6 months ago we wrote of the growing crisis of hospitals declaring bankruptcy in America. While The Affordable Care Act (Obamacare) is often lauded by some as noble legislation, according to bankruptcy lawyers, Polsinelli, the changes made to reimbursements that used to help cover hospitals who treated uninsured patients that were pulled under ACA have sent many hospitals to the bankruptcy A&E ward. Polsinelli wrote this month,
“The Health Care Services Distress Research Index was 455.00 for the first quarter of 2018. This is an increase over 173 points from last quarter’s record high, approximately 62 percent. The index has experienced record or near-record highs in seven of the last eight quarters. Compared with the same period one year ago, the index has increased over 333 points, approximately 270 percent, and compared with the benchmark period of fourth quarter of 2010, it is up approximately 355 percent.”
Polsinelli also wrote in 1Q 2017 that,
“Unlike the public markets, the Polsinelli/TrBK Distress Indices include both public and private companies, creating a broader economic view and one which may show developing trends on Main Street before they appear on Wall Street….Health care distress is high and it seems to be getting worse…
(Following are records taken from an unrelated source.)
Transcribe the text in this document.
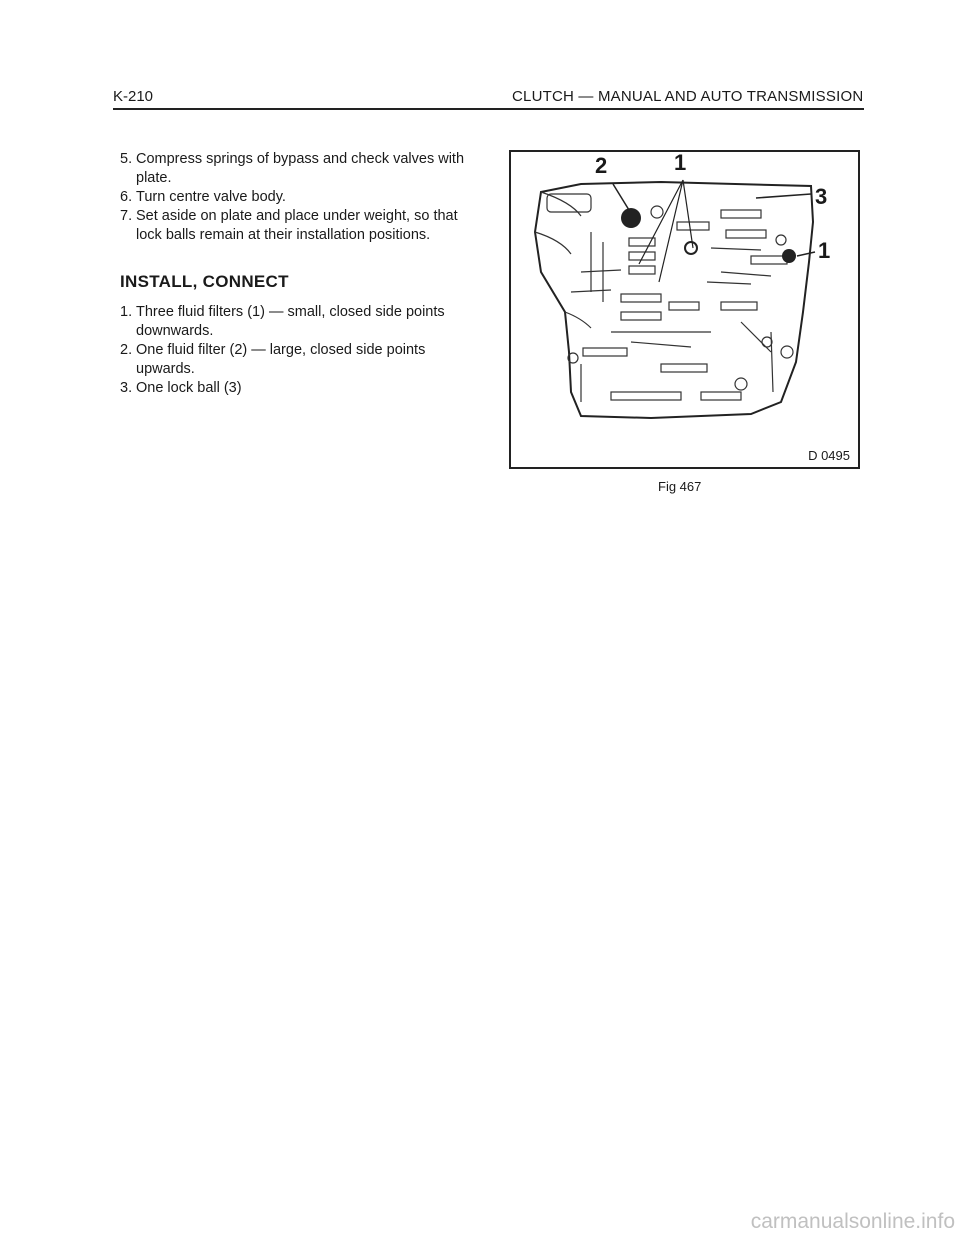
K-210	CLUTCH — MANUAL AND AUTO TRANSMISSION
5. Compress springs of bypass and check valves with plate.
6. Turn centre valve body.
7. Set aside on plate and place under weight, so that lock balls remain at their installation positions.
INSTALL, CONNECT
1. Three fluid filters (1) — small, closed side points downwards.
2. One fluid filter (2) — large, closed side points upwards.
3. One lock ball (3)
D 0495
2	1
3
1
Fig 467
carmanualsonline.info
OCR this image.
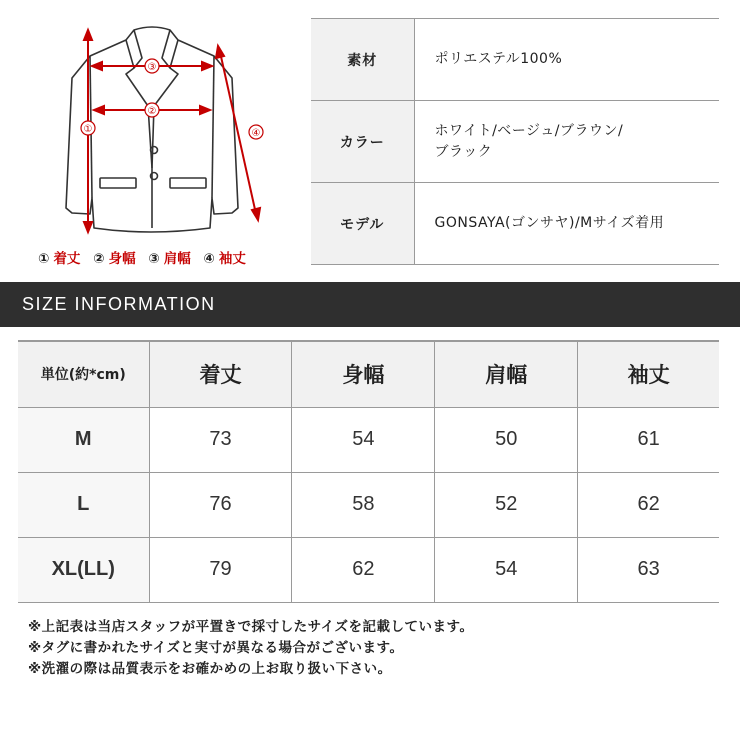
①
③
②
④
① 着丈 ② 身幅 ③ 肩幅 ④ 袖丈
素材	ポリエステル100%
カラー	ホワイト/ベージュ/ブラウン/
ブラック

モデル	GONSAYA(ゴンサヤ)/Mサイズ着用
SIZE INFORMATION
単位(約*cm)	着丈	身幅	肩幅	袖丈
M	73	54	50	61
L	76	58	52	62
XL(LL)	79	62	54	63
※上記表は当店スタッフが平置きで採寸したサイズを記載しています。
※タグに書かれたサイズと実寸が異なる場合がございます。
※洗濯の際は品質表示をお確かめの上お取り扱い下さい。
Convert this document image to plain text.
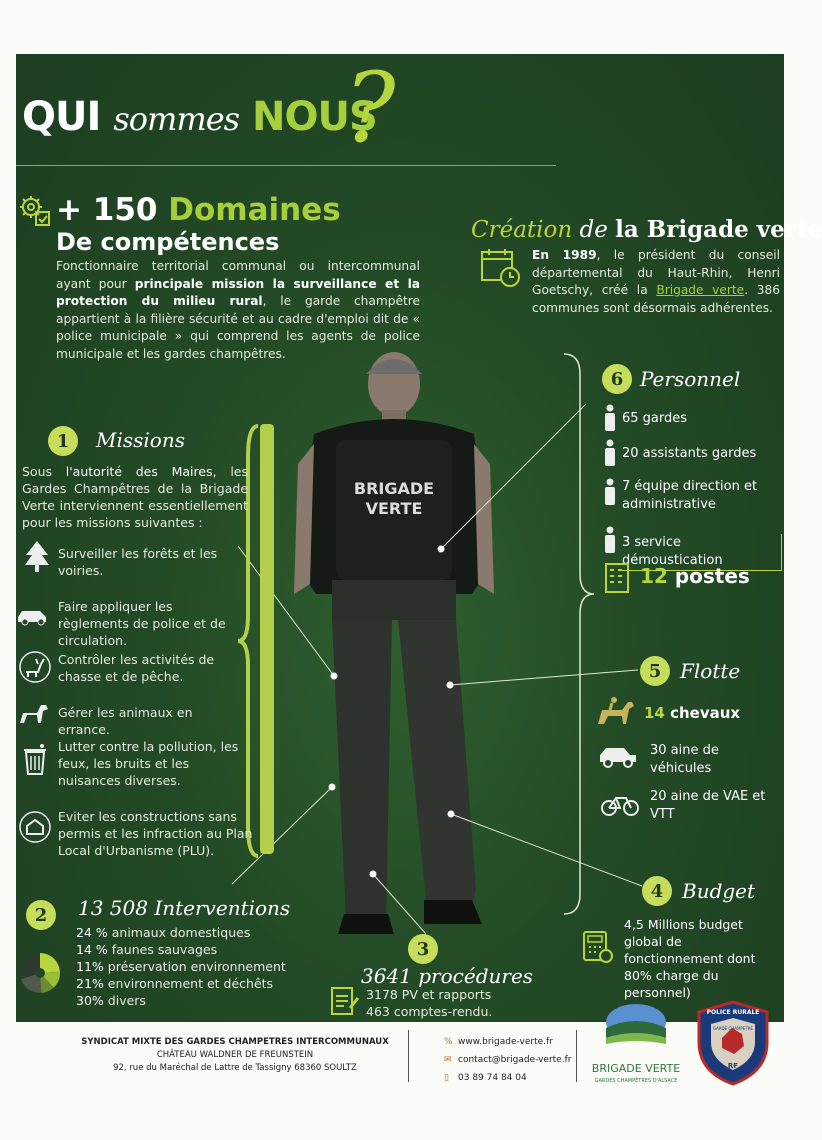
QUI sommes NOUS
?
+ 150 Domaines
De compétences
Fonctionnaire territorial communal ou intercommunal ayant pour principale mission la surveillance et la protection du milieu rural, le garde champêtre appartient à la filière sécurité et au cadre d'emploi dit de « police municipale » qui comprend les agents de police municipale et les gardes champêtres.
Création de la Brigade verte
En 1989, le président du conseil départemental du Haut-Rhin, Henri Goetschy, créé la Brigade verte. 386 communes sont désormais adhérentes.
BRIGADE
VERTE
1	Missions
Sous l'autorité des Maires, les Gardes Champêtres de la Brigade Verte interviennent essentiellement pour les missions suivantes :
Surveiller les forêts et les voiries.
Faire appliquer les règlements de police et de circulation.
Contrôler les activités de chasse et de pêche.
Gérer les animaux en errance.
Lutter contre la pollution, les feux, les bruits et les nuisances diverses.
Eviter les constructions sans permis et les infraction au Plan Local d'Urbanisme (PLU).
2	13 508 Interventions
24 % animaux domestiques
14 % faunes sauvages
11% préservation environnement
21% environnement et déchêts
30% divers
3
3641 procédures
3178 PV et rapports
463 comptes-rendu.
6 Personnel
65 gardes
20 assistants gardes
7 équipe direction et administrative
3 service démoustication
12 postes
5 Flotte
14 chevaux
30 aine de véhicules
20 aine de VAE et VTT
4 Budget
4,5 Millions budget global de fonctionnement dont 80% charge du personnel)
SYNDICAT MIXTE DES GARDES CHAMPETRES INTERCOMMUNAUX
CHÂTEAU WALDNER DE FREUNSTEIN
92, rue du Maréchal de Lattre de Tassigny 68360 SOULTZ
% www.brigade-verte.fr
✉ contact@brigade-verte.fr
▯ 03 89 74 84 04
BRIGADE VERTE
GARDES CHAMPÊTRES D'ALSACE
POLICE RURALE
GARDE CHAMPETRE
RF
…The business of health care is unlike other industries, such as manufacturing, real estate, or retail. Health care faces all the traditional business challenges, such as competition, the impact of technology on services, and increasing wages. But more, the health care industry is needing to adapt to increasing regulations, changes in reimbursement rates from government or private payors, and a shift from traditional fee-for-service to value-based models that impact profitability…There is unprecedented pressure of major systemic changes to the existing health care system, particularly the implementation of the Affordable Care Act over the last several years and the current status of the program, which is alternately being repealed, repealed and replaced, phased out, or simply defunded…The (Obama) administration’s recent decision to terminate cost sharing reduction payments will also directly impact the health care market. Insurance companies may continue to provide insurance at a higher premium or decide to exit the markets. Eliminating these payments and the resulting premium increases may increase the cost to the government through premium subsidies.”
In short many Americans saw a doubling of premiums (an average increase of 113%) under Obamacare inside of 4 years causing many to forgo the insurance. The reimbursements under the old system (which helped compensate hospitals administering emergency treatment for the uninsured) that were stopped on the proviso people would take up ACA plans backfired. Not enough people signed up and more hospitals running on a days cashflow have been forced to close because the reimbursements designed to protect them against uninsured patients disappeared. When Jonathan Gruber, the architect of Obamacare, testified to Congress he candidly said,
“The Affordable Healthcare bill was written in a tortured way to make sure the (Congressional Budget Office) did not score the mandate as taxes…If CBO scored the mandate as taxes, the bill dies, OK? Lack of transparency is a huge political advantage … call it the stupidity of the American voter or whatever … that was really, really critical to get the thing to pass … I wish … we could make it transparent, but I’d rather have the law than not.”
Makes one wonder what the status of the medical equipment suppliers who lease equipment to these hospitals does with the machines they repossess.